Haemochromatosis an inherited disorder

By Dr Michelle Cooper

Published 23/01/2016 | 00:00

Dr Michelle Cooper. Photo Eye Focus
Dr Michelle Cooper. Photo Eye Focus

Haemochromatosis is a genetic disorder which causes the body to absorb an excessive amount of iron from the diet.

The iron may be deposited in various organs, mainly the liver, but also the heart, pancreas, endocrine glands and joints. Over time, these deposits of iron may cause damage to tissues.

SYMPTOMS

Inherited disorders are caused by defective genes in the cells which make up the body. To develop Haemochromatosis one has to inherit a defective gene from both parents.

Many of the symptoms associated with Haemochromatosis are found in other disorders. Most individuals who have Haemochromatosis develop, in time, at least one or two of the following symptoms:

- Chronic fatigue, weakness or lethargy.

- Abdominal pain in the stomach region or upper right-hand side.

- Arthritis which is particularly common in the first two fingers.

- Late onset diabetes.

- Liver disorders.

- Sexual disorders such as loss of sex drive, impotence in men, absent or scanty menstrual periods and early menopause in women.

- Cardiomyopathy-a disease of the heart muscle-may develop.

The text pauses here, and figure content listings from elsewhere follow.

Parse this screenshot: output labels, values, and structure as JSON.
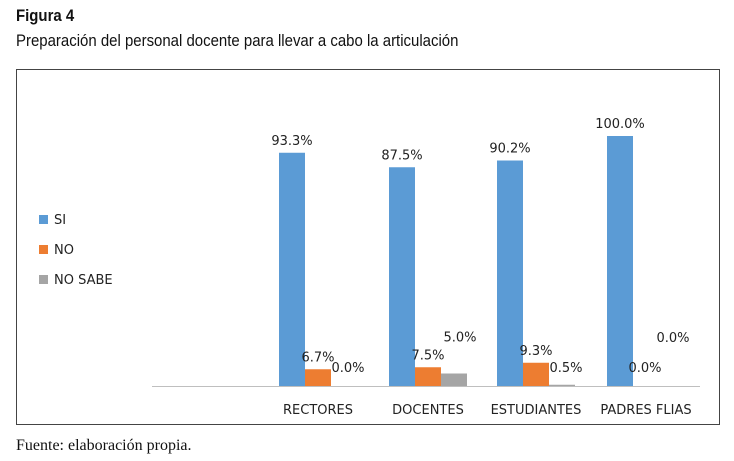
{
  "figure": {
    "label": "Figura 4",
    "title": "Preparación del personal docente para llevar a cabo la articulación",
    "source": "Fuente: elaboración propia."
  },
  "chart_data": {
    "type": "bar",
    "categories": [
      "RECTORES",
      "DOCENTES",
      "ESTUDIANTES",
      "PADRES FLIAS"
    ],
    "series": [
      {
        "name": "SI",
        "color": "#5b9bd5",
        "values": [
          93.3,
          87.5,
          90.2,
          100.0
        ],
        "labels": [
          "93.3%",
          "87.5%",
          "90.2%",
          "100.0%"
        ]
      },
      {
        "name": "NO",
        "color": "#ed7d31",
        "values": [
          6.7,
          7.5,
          9.3,
          0.0
        ],
        "labels": [
          "6.7%",
          "7.5%",
          "9.3%",
          "0.0%"
        ]
      },
      {
        "name": "NO SABE",
        "color": "#a5a5a5",
        "values": [
          0.0,
          5.0,
          0.5,
          0.0
        ],
        "labels": [
          "0.0%",
          "5.0%",
          "0.5%",
          "0.0%"
        ]
      }
    ],
    "ylim": [
      0,
      100
    ],
    "legend_position": "left",
    "grid": false
  }
}
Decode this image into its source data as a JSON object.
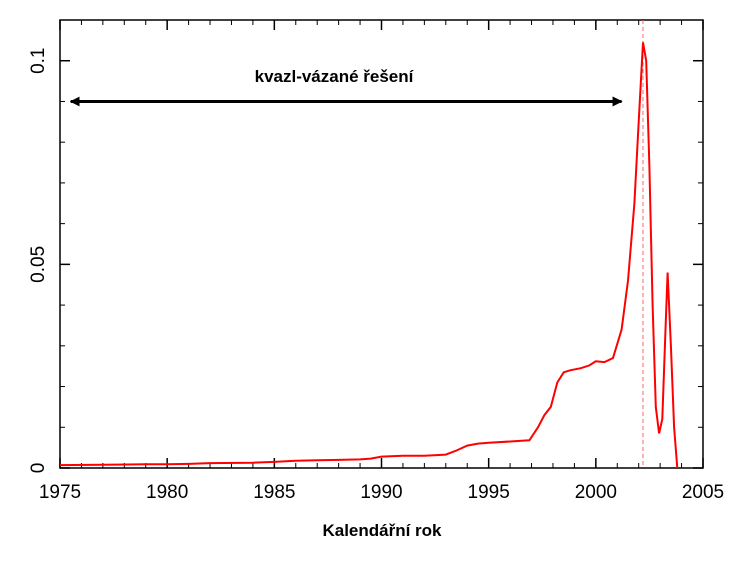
{
  "chart_data": {
    "type": "line",
    "title": "",
    "xlabel": "Kalendářní rok",
    "ylabel": "",
    "xlim": [
      1975,
      2005
    ],
    "ylim": [
      0,
      0.11
    ],
    "x_ticks": [
      1975,
      1980,
      1985,
      1990,
      1995,
      2000,
      2005
    ],
    "x_tick_labels": [
      "1975",
      "1980",
      "1985",
      "1990",
      "1995",
      "2000",
      "2005"
    ],
    "y_ticks": [
      0,
      0.05,
      0.1
    ],
    "y_tick_labels": [
      "0",
      "0.05",
      "0.1"
    ],
    "grid": false,
    "annotation": {
      "text": "kvazl-vázané řešení",
      "arrow_from_x": 1975.5,
      "arrow_to_x": 2001.2,
      "arrow_y": 0.09
    },
    "reference_line_x": 2002.2,
    "series": [
      {
        "color": "#ff0000",
        "x": [
          1975,
          1977,
          1979,
          1980,
          1981,
          1982,
          1984,
          1985,
          1986,
          1987,
          1988,
          1989,
          1989.5,
          1990,
          1991,
          1992,
          1993,
          1993.5,
          1994,
          1994.5,
          1995,
          1996,
          1996.9,
          1997.3,
          1997.6,
          1997.9,
          1998.2,
          1998.5,
          1998.8,
          1999.3,
          1999.7,
          2000,
          2000.4,
          2000.8,
          2001.2,
          2001.5,
          2001.8,
          2002.0,
          2002.2,
          2002.35,
          2002.5,
          2002.65,
          2002.8,
          2002.95,
          2003.1,
          2003.25,
          2003.35,
          2003.5,
          2003.65,
          2003.8
        ],
        "y": [
          0.0007,
          0.0008,
          0.0009,
          0.0009,
          0.001,
          0.0012,
          0.0013,
          0.0015,
          0.0018,
          0.0019,
          0.002,
          0.0021,
          0.0023,
          0.0028,
          0.003,
          0.003,
          0.0033,
          0.0043,
          0.0055,
          0.006,
          0.0062,
          0.0065,
          0.0068,
          0.01,
          0.013,
          0.015,
          0.021,
          0.0235,
          0.024,
          0.0245,
          0.0252,
          0.0262,
          0.026,
          0.027,
          0.034,
          0.046,
          0.065,
          0.085,
          0.1045,
          0.1,
          0.074,
          0.04,
          0.015,
          0.0085,
          0.012,
          0.034,
          0.048,
          0.03,
          0.01,
          0.0
        ]
      }
    ]
  }
}
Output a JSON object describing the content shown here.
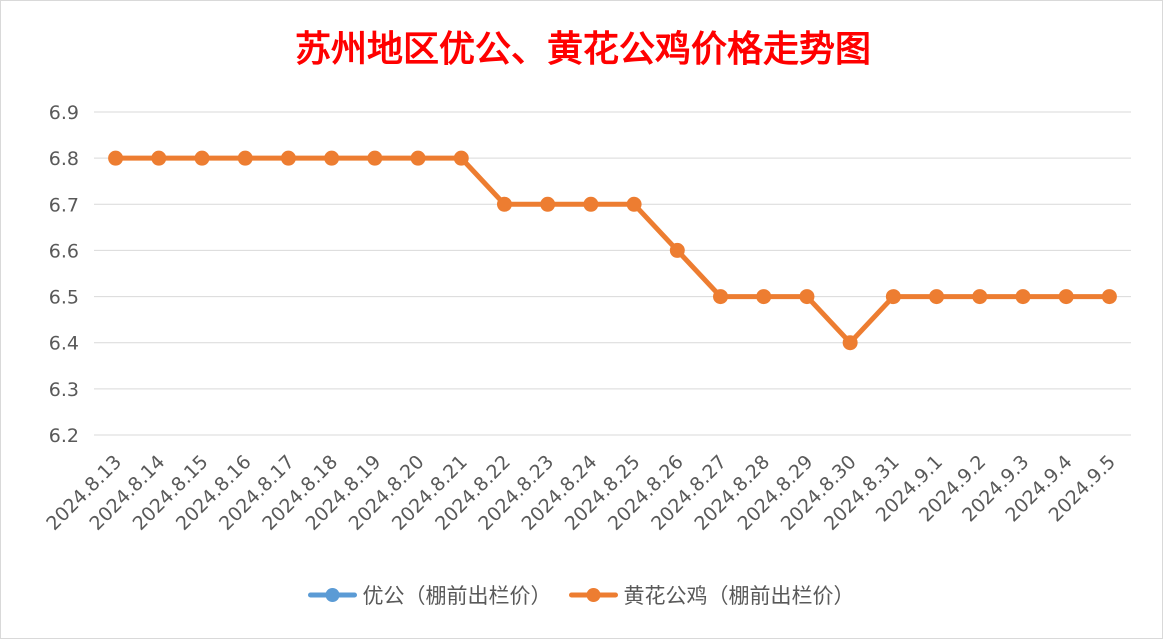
{
  "chart_data": {
    "type": "line",
    "title": "苏州地区优公、黄花公鸡价格走势图",
    "title_color": "#ff0000",
    "categories": [
      "2024.8.13",
      "2024.8.14",
      "2024.8.15",
      "2024.8.16",
      "2024.8.17",
      "2024.8.18",
      "2024.8.19",
      "2024.8.20",
      "2024.8.21",
      "2024.8.22",
      "2024.8.23",
      "2024.8.24",
      "2024.8.25",
      "2024.8.26",
      "2024.8.27",
      "2024.8.28",
      "2024.8.29",
      "2024.8.30",
      "2024.8.31",
      "2024.9.1",
      "2024.9.2",
      "2024.9.3",
      "2024.9.4",
      "2024.9.5"
    ],
    "series": [
      {
        "name": "优公（棚前出栏价）",
        "color": "#5b9bd5",
        "values": [
          null,
          null,
          null,
          null,
          null,
          null,
          null,
          null,
          null,
          null,
          null,
          null,
          null,
          null,
          null,
          null,
          null,
          null,
          null,
          null,
          null,
          null,
          null,
          null
        ]
      },
      {
        "name": "黄花公鸡（棚前出栏价）",
        "color": "#ed7d31",
        "values": [
          6.8,
          6.8,
          6.8,
          6.8,
          6.8,
          6.8,
          6.8,
          6.8,
          6.8,
          6.7,
          6.7,
          6.7,
          6.7,
          6.6,
          6.5,
          6.5,
          6.5,
          6.4,
          6.5,
          6.5,
          6.5,
          6.5,
          6.5,
          6.5
        ]
      }
    ],
    "yticks": [
      "6.2",
      "6.3",
      "6.4",
      "6.5",
      "6.6",
      "6.7",
      "6.8",
      "6.9"
    ],
    "ylim": [
      6.2,
      6.9
    ],
    "xlabel": "",
    "ylabel": "",
    "grid": true,
    "legend_position": "bottom"
  }
}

- Neurological or Psychiatric Disorders leading to impaired memory, mood swings, irritability and depression.

- Bronzing of the skin or a permanent tan.

DIAGNOSIS

Iron tests such as Ferritin levels and Transferrin Saturation levels give an indication of the amount of iron stored in the body, as well as the iron accumulated in the body. These tests serve to indicate those who should proceed to be genetically tested and also guide doctors when treating patients with Haemochromatosis.

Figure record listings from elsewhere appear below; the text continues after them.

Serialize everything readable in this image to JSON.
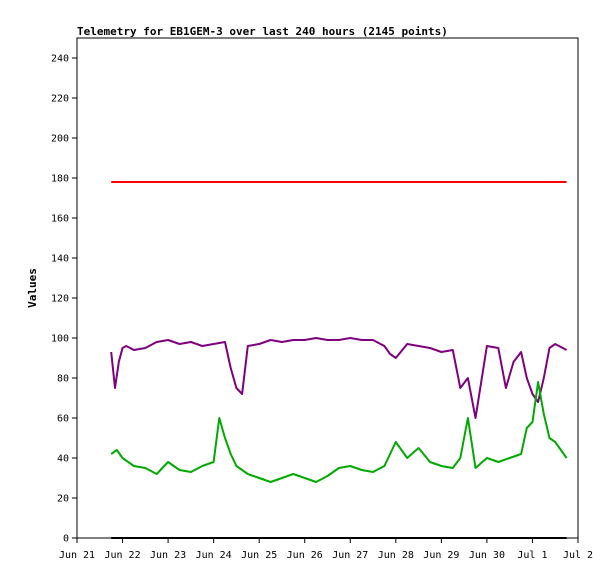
{
  "chart_data": {
    "type": "line",
    "title": "Telemetry for EB1GEM-3 over last 240 hours (2145 points)",
    "xlabel": "",
    "ylabel": "Values",
    "xlim": [
      "2016-06-21T00:00",
      "2016-07-02T00:00"
    ],
    "ylim": [
      0,
      250
    ],
    "x_tick_labels": [
      "Jun 21",
      "Jun 22",
      "Jun 23",
      "Jun 24",
      "Jun 25",
      "Jun 26",
      "Jun 27",
      "Jun 28",
      "Jun 29",
      "Jun 30",
      "Jul 1",
      "Jul 2"
    ],
    "y_ticks": [
      0,
      20,
      40,
      60,
      80,
      100,
      120,
      140,
      160,
      180,
      200,
      220,
      240
    ],
    "grid": false,
    "legend": "none",
    "series": [
      {
        "color": "#ff0000",
        "x": [
          "2016-06-21T18:00",
          "2016-07-01T18:00"
        ],
        "y": [
          178,
          178
        ]
      },
      {
        "color": "#7f007f",
        "x": [
          "2016-06-21T18:00",
          "2016-06-21T20:00",
          "2016-06-21T22:00",
          "2016-06-22T00:00",
          "2016-06-22T02:00",
          "2016-06-22T06:00",
          "2016-06-22T12:00",
          "2016-06-22T18:00",
          "2016-06-23T00:00",
          "2016-06-23T06:00",
          "2016-06-23T12:00",
          "2016-06-23T18:00",
          "2016-06-24T00:00",
          "2016-06-24T06:00",
          "2016-06-24T09:00",
          "2016-06-24T12:00",
          "2016-06-24T15:00",
          "2016-06-24T18:00",
          "2016-06-25T00:00",
          "2016-06-25T06:00",
          "2016-06-25T12:00",
          "2016-06-25T18:00",
          "2016-06-26T00:00",
          "2016-06-26T06:00",
          "2016-06-26T12:00",
          "2016-06-26T18:00",
          "2016-06-27T00:00",
          "2016-06-27T06:00",
          "2016-06-27T12:00",
          "2016-06-27T18:00",
          "2016-06-27T21:00",
          "2016-06-28T00:00",
          "2016-06-28T06:00",
          "2016-06-28T12:00",
          "2016-06-28T18:00",
          "2016-06-29T00:00",
          "2016-06-29T06:00",
          "2016-06-29T10:00",
          "2016-06-29T14:00",
          "2016-06-29T18:00",
          "2016-06-30T00:00",
          "2016-06-30T06:00",
          "2016-06-30T10:00",
          "2016-06-30T14:00",
          "2016-06-30T18:00",
          "2016-06-30T21:00",
          "2016-07-01T00:00",
          "2016-07-01T03:00",
          "2016-07-01T06:00",
          "2016-07-01T09:00",
          "2016-07-01T12:00",
          "2016-07-01T18:00"
        ],
        "y": [
          93,
          75,
          88,
          95,
          96,
          94,
          95,
          98,
          99,
          97,
          98,
          96,
          97,
          98,
          85,
          75,
          72,
          96,
          97,
          99,
          98,
          99,
          99,
          100,
          99,
          99,
          100,
          99,
          99,
          96,
          92,
          90,
          97,
          96,
          95,
          93,
          94,
          75,
          80,
          60,
          96,
          95,
          75,
          88,
          93,
          80,
          72,
          68,
          80,
          95,
          97,
          94
        ]
      },
      {
        "color": "#00aa00",
        "x": [
          "2016-06-21T18:00",
          "2016-06-21T21:00",
          "2016-06-22T00:00",
          "2016-06-22T03:00",
          "2016-06-22T06:00",
          "2016-06-22T12:00",
          "2016-06-22T18:00",
          "2016-06-23T00:00",
          "2016-06-23T06:00",
          "2016-06-23T12:00",
          "2016-06-23T18:00",
          "2016-06-24T00:00",
          "2016-06-24T03:00",
          "2016-06-24T06:00",
          "2016-06-24T09:00",
          "2016-06-24T12:00",
          "2016-06-24T18:00",
          "2016-06-25T00:00",
          "2016-06-25T06:00",
          "2016-06-25T12:00",
          "2016-06-25T18:00",
          "2016-06-26T00:00",
          "2016-06-26T06:00",
          "2016-06-26T12:00",
          "2016-06-26T18:00",
          "2016-06-27T00:00",
          "2016-06-27T06:00",
          "2016-06-27T12:00",
          "2016-06-27T18:00",
          "2016-06-28T00:00",
          "2016-06-28T06:00",
          "2016-06-28T12:00",
          "2016-06-28T18:00",
          "2016-06-29T00:00",
          "2016-06-29T06:00",
          "2016-06-29T10:00",
          "2016-06-29T14:00",
          "2016-06-29T18:00",
          "2016-06-30T00:00",
          "2016-06-30T06:00",
          "2016-06-30T12:00",
          "2016-06-30T18:00",
          "2016-06-30T21:00",
          "2016-07-01T00:00",
          "2016-07-01T03:00",
          "2016-07-01T06:00",
          "2016-07-01T09:00",
          "2016-07-01T12:00",
          "2016-07-01T18:00"
        ],
        "y": [
          42,
          44,
          40,
          38,
          36,
          35,
          32,
          38,
          34,
          33,
          36,
          38,
          60,
          50,
          42,
          36,
          32,
          30,
          28,
          30,
          32,
          30,
          28,
          31,
          35,
          36,
          34,
          33,
          36,
          48,
          40,
          45,
          38,
          36,
          35,
          40,
          60,
          35,
          40,
          38,
          40,
          42,
          55,
          58,
          78,
          62,
          50,
          48,
          40
        ]
      },
      {
        "color": "#000000",
        "x": [
          "2016-06-21T18:00",
          "2016-07-01T18:00"
        ],
        "y": [
          0,
          0
        ]
      }
    ]
  }
}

Genetic testing for the Haemochromatosis gene mutation is positive in over 90% of those affected. It will also help to identify other family members at risk of iron overload.

Liver biopsy, which involves removal of a small sample of the liver using a small needle, is occasionally recommended when patients' blood tests reveal liver damage or when patients' ferritin levels are extremely high. This investigation gives an indication as to the degree of tissue damage which may have occurred.

Relatives at risk of developing iron overload should be tested. This is essential in the case of brothers and sisters who stand a 1 in 4 chance of being affected. Parents and children from the age of 18 years should also be tested.

TREATMENT

Treatment consists of regular removal of blood known as phlebotomy. It is usually performed once weekly depending on the degree of iron overload. During treatment, serum ferritin levels are monitored and treatment usually continues until the ferritin level reaches 20. As excess iron will continue to be absorbed, the individual will need occasional phlebotomy sessions, on average every 3-4 months for the rest of their lifetime. Monitoring of transferrin saturation and ferritin is used to assess whether phlebotomy is required more or less often.

DIET

It is not possible to treat Haemochromatosis on a low iron diet alone. The following recommendations are important, however:

- Vitamin supplements or tonics containing iron and breakfast cereals fortified with iron should be avoided.

- Vitamin C should be avoided as it increases the absorption of iron from our diet.

- Dietary offal should be reduced, as should red meat consumption.

- Alcohol intake should be minimised, particularly with meals as it may increase iron absorption.

- Tea and all milk products taken with meals reduce the amount of iron absorbed.